Basically I found two separate issues, and I'm not sure if they are bugs
in GCC or HiKey ATF. Here is the story...
With GCC 4.9 [1], the boot hangs, LED#2 blinks and "00000000f20003e8" is
printed on UART0 about every second. Let's call this bug #1. The hang occurs in hi6220_pll_init() [5], execution never gets passed this line:
mmio_write_32(0x0, 0xa5a55a5a);
So I checked the objdump outputs (bl1.dump).
- Working compiler [3] gives: f98041f0: d2800000 mov x0, #0x0
// #0
f98041f4: 528b4b41 mov w1, #0x5a5a
// #23130
f98041f8: 72b4b4a1 movk w1, #0xa5a5, lsl #16 f98041fc: b9000001 str w1, [x0]
- Bad compiler [1] produces: f9804184: d2800000 mov x0, #0x0
// #0
f9804188: b900001f str wzr, [x0] f980418c: d4207d00 brk #0x3e8
What?! Is there some kind of smart detection in the compiler assuming
that one shouldn't write to address zero?

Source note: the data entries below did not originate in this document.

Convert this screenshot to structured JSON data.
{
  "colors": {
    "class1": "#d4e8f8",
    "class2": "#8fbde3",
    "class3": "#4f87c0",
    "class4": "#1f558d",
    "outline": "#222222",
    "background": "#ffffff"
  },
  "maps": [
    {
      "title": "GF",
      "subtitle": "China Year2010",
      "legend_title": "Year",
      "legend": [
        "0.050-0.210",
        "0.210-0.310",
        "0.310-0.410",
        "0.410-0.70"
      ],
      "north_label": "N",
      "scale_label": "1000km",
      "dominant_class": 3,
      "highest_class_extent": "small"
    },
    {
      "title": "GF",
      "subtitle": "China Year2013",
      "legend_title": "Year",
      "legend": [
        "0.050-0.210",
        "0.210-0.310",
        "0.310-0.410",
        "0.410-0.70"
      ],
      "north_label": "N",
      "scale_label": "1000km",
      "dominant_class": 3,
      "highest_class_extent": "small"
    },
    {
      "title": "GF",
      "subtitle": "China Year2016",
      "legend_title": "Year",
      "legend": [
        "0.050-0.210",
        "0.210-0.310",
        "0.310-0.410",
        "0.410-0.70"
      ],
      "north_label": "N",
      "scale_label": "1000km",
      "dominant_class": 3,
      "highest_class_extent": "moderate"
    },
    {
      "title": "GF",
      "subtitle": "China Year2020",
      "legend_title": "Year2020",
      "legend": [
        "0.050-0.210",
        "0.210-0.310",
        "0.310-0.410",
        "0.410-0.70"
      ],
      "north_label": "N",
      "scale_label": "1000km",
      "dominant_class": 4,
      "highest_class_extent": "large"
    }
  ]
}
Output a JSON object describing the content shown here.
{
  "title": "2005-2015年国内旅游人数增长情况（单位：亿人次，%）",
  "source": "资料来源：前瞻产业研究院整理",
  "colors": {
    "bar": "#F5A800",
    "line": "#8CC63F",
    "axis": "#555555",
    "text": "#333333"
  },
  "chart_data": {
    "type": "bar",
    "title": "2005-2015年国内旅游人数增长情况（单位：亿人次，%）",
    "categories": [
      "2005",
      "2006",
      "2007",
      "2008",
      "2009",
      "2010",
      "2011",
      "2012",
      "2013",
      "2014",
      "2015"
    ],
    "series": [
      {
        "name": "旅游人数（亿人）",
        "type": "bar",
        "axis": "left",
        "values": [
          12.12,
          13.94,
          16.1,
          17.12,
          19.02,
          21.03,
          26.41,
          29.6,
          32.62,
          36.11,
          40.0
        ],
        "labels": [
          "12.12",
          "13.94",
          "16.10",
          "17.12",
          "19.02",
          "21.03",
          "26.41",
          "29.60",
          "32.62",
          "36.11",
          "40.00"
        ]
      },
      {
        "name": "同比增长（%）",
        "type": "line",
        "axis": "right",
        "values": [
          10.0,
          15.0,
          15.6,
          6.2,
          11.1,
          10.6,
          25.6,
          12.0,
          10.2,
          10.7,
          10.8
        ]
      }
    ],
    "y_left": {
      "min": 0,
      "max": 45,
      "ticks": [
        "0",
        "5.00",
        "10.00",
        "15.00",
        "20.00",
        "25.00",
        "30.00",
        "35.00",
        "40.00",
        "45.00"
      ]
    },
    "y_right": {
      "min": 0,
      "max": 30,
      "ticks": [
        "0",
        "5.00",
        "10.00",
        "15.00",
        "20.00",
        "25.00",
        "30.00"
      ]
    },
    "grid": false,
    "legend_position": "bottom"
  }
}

Yes, this is exactly correct. Compiler assumes that it is compiling normal application user-level code, and treats references to null address as undefined code, which it is free to optimize as it sees fit. In this case the compiler seems to have decided that value in w1 register is never used because it is live only on the path that leads to write-to-null. Note, that the compiler still kept the write itself to keep parity in thrown exceptions between original and optimized code.
Any code that references null address as a valid memory location should use -fno-delete-null-pointer-checks compiler flag. This flag is often added automatically for toolchains that target bare-metal, and, I'm guessing, you are using a "normal" aarch64-linux-gnu toolchain.
Yes, I am using the "normal" (non-bare-metal) toolchain, with the -ffreestanding flag. Now I understand what's happening
If I change address to 0x4, the code goes past this location but later
hangs with the same LED status as above (b0100) and code "0000000096000021" on the console. This is bug #2.
I tracked it down to the initialization of some structures on the stack
when entering usb_handle_control_request() [6]. Looks like an alignment issue, since removing the packed attribute on struct usb_endpoint_descriptor [7] fixes the bug.
Let us (Linaro TCWG) know if this doesn't go away with -fno-delete-null-pointer-checks. The best way is to file a bug for GCC product in bugs.linaro.org.
-fno-delete-null-pointer-checks does make the problem go away. So no compiler issue here ;-)
Thanks for the explanation.